Quand Jésus parlait à Israël. Un rabbin lit les Évangiles.

Auteur: Patrice Sabater
Philippe Haddad, Quand Jésus parlait à Israël. Un rabbin parle à Israël. Editions DERVY/Guy Trédaniel Groupe, Paris 2024. (244 pages) – 20 €.
Le Rabbin Philippe Haddad vient de sortir un nouvel ouvrage traitant de la parole Jésus de Nazareth s’adressant au Peuple d’Israël. La dédicace du livre n’est pas commune puisqu’elle commence par une réplique de Louis de Funès dans le film « Rabbi Jacob » (!), mais l’aspect humoristique n’enlève rien à sa profondeur.

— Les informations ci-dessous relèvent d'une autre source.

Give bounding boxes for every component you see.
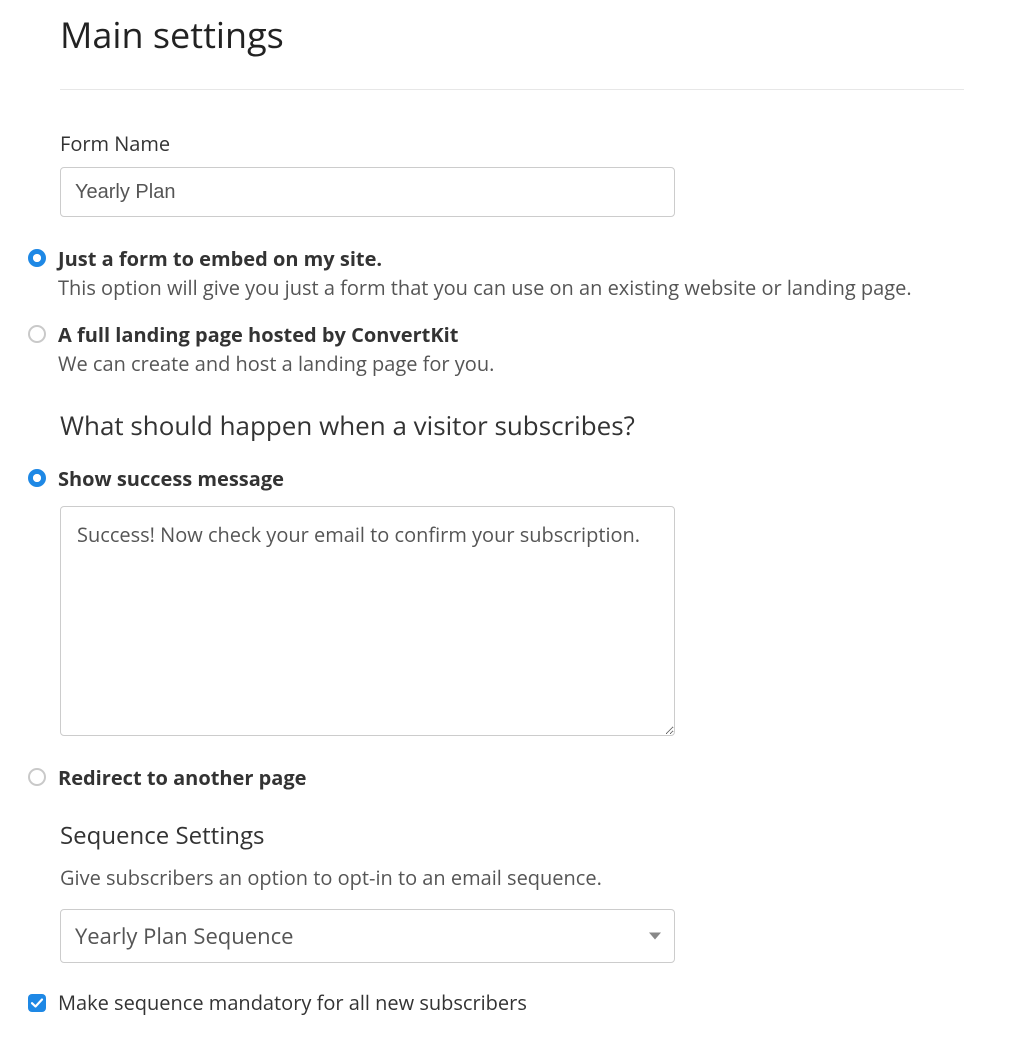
form-name-label: Form Name [60, 130, 964, 157]
radio-form-type-landing[interactable] [28, 325, 46, 343]
sequence-desc: Give subscribers an option to opt-in to … [60, 864, 964, 891]
radio-label-landing-title: A full landing page hosted by ConvertKit [58, 321, 964, 348]
form-name-input[interactable] [60, 167, 675, 217]
radio-label-landing-desc: We can create and host a landing page fo… [58, 350, 964, 377]
radio-redirect[interactable] [28, 768, 46, 786]
radio-label-redirect: Redirect to another page [58, 764, 964, 791]
divider [60, 89, 964, 90]
page-title: Main settings [60, 10, 964, 59]
sequence-select[interactable]: Yearly Plan Sequence [60, 909, 675, 963]
radio-label-embed-desc: This option will give you just a form th… [58, 274, 964, 301]
sequence-mandatory-label: Make sequence mandatory for all new subs… [58, 989, 527, 1016]
check-icon [30, 996, 44, 1010]
radio-form-type-embed[interactable] [28, 249, 46, 267]
radio-label-show-success: Show success message [58, 465, 964, 492]
radio-label-embed-title: Just a form to embed on my site. [58, 245, 964, 272]
sequence-mandatory-checkbox[interactable] [28, 994, 46, 1012]
success-message-textarea[interactable] [60, 506, 675, 736]
sequence-select-value: Yearly Plan Sequence [75, 921, 294, 951]
on-subscribe-heading: What should happen when a visitor subscr… [60, 407, 964, 443]
radio-show-success[interactable] [28, 469, 46, 487]
sequence-heading: Sequence Settings [60, 819, 964, 852]
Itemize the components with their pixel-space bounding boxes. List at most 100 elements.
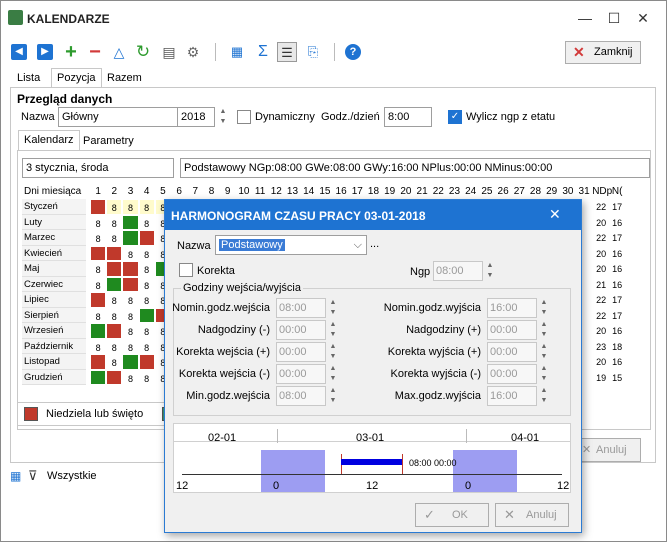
right-field-spinner[interactable]: ▲ ▼ [537, 386, 551, 406]
print-icon[interactable]: ▤ [159, 42, 179, 62]
day-cell[interactable]: 8 [122, 199, 139, 215]
day-cell[interactable] [122, 230, 139, 246]
left-field-value[interactable]: 00:00 [276, 364, 326, 384]
calendar-icon[interactable]: ▦ [227, 42, 247, 62]
day-cell[interactable] [106, 245, 123, 261]
table-icon[interactable]: ▦ [10, 469, 21, 483]
tab-razem[interactable]: Razem [101, 68, 148, 86]
korekta-checkbox[interactable] [179, 263, 193, 277]
day-cell[interactable] [138, 354, 155, 370]
left-field-value[interactable]: 08:00 [276, 298, 326, 318]
day-cell[interactable]: 8 [90, 307, 107, 323]
day-cell[interactable] [138, 307, 155, 323]
prev-icon[interactable]: ◀ [11, 44, 27, 60]
right-field-spinner[interactable]: ▲ ▼ [537, 342, 551, 362]
left-field-spinner[interactable]: ▲ ▼ [326, 320, 340, 340]
day-cell[interactable]: 8 [138, 214, 155, 230]
tab-parametry[interactable]: Parametry [77, 131, 140, 149]
delete-icon[interactable]: − [85, 42, 105, 62]
day-cell[interactable]: 8 [122, 323, 139, 339]
day-cell[interactable]: 8 [122, 245, 139, 261]
day-cell[interactable]: 8 [106, 354, 123, 370]
help-icon[interactable]: ? [345, 44, 361, 60]
day-cell[interactable]: 8 [90, 276, 107, 292]
day-cell[interactable]: 8 [90, 214, 107, 230]
main-cancel-button[interactable]: ✕ Anuluj [575, 438, 641, 462]
day-cell[interactable] [106, 369, 123, 385]
day-cell[interactable]: 8 [90, 261, 107, 277]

« Jésus ! Un nom qui résonne toujours aux quatre coins de la terre (…) en seulement trois ans d’activités, entre sa campagne galiléenne et Jérusalem, capitale de la Judée, ce fils de charpentier, suffisamment charismatique pour ses disciples, a engendré une extraordinaire révolution religieuse, d’abord dans l’Empire romain, puis dans les cinq continents (…) » (p 13)
Le dernier livre du Rabbin libéral de la Synagogue Copernic (Paris), « Quand Jésus parle à Israël » est le fruit d’un ensemble de textes, d’études et de rencontres en France. Diplômé du Séminaire israélite de France en 1982, et ancien rabbin consistorial. Actuellement, il fait partie de « Judaïsme en mouvement » (JEM). Il collabore depuis de nombreuses années avec le Service des relations avec le Judaïsme du diocèse de Corbeil/Évry pour aider à la reconnaissance du Judaïsme comme réalité vivante, et de la judéité de Jésus comme constitutive de l’annonce du Christ. Il est aussi membre de l’Association judéo-chrétienne (AJCF).
L’Amitié Judéo-Chrétienne de France (Association laïque loi 1901) fondée en 1948 par deux juifs, l’historien Jules Isaac et Edmond Fleg. Après la Shoah, il s’agissait de lutter contre l’antisémitisme et l’antijudaïsme chrétien en organisant des rencontres dans l’amitié et la connaissance entre juifs et chrétiens par des conférences, des visites d’églises, de temples et synagogues, des voyages, des repas partagés... En 2020, il reçoit le Prix de l’AJCF remis en juillet 2021 par Mgr d’Ornellas. Ce Prix vise à saluer le travail d’une personnalité juive ou chrétienne œuvrant pour le dialogue judéo-chrétien. Lors de cette rencontre il proposa une réflexion autour du thème : « Juif et chrétien, les deux visages de l’Homme biblique ».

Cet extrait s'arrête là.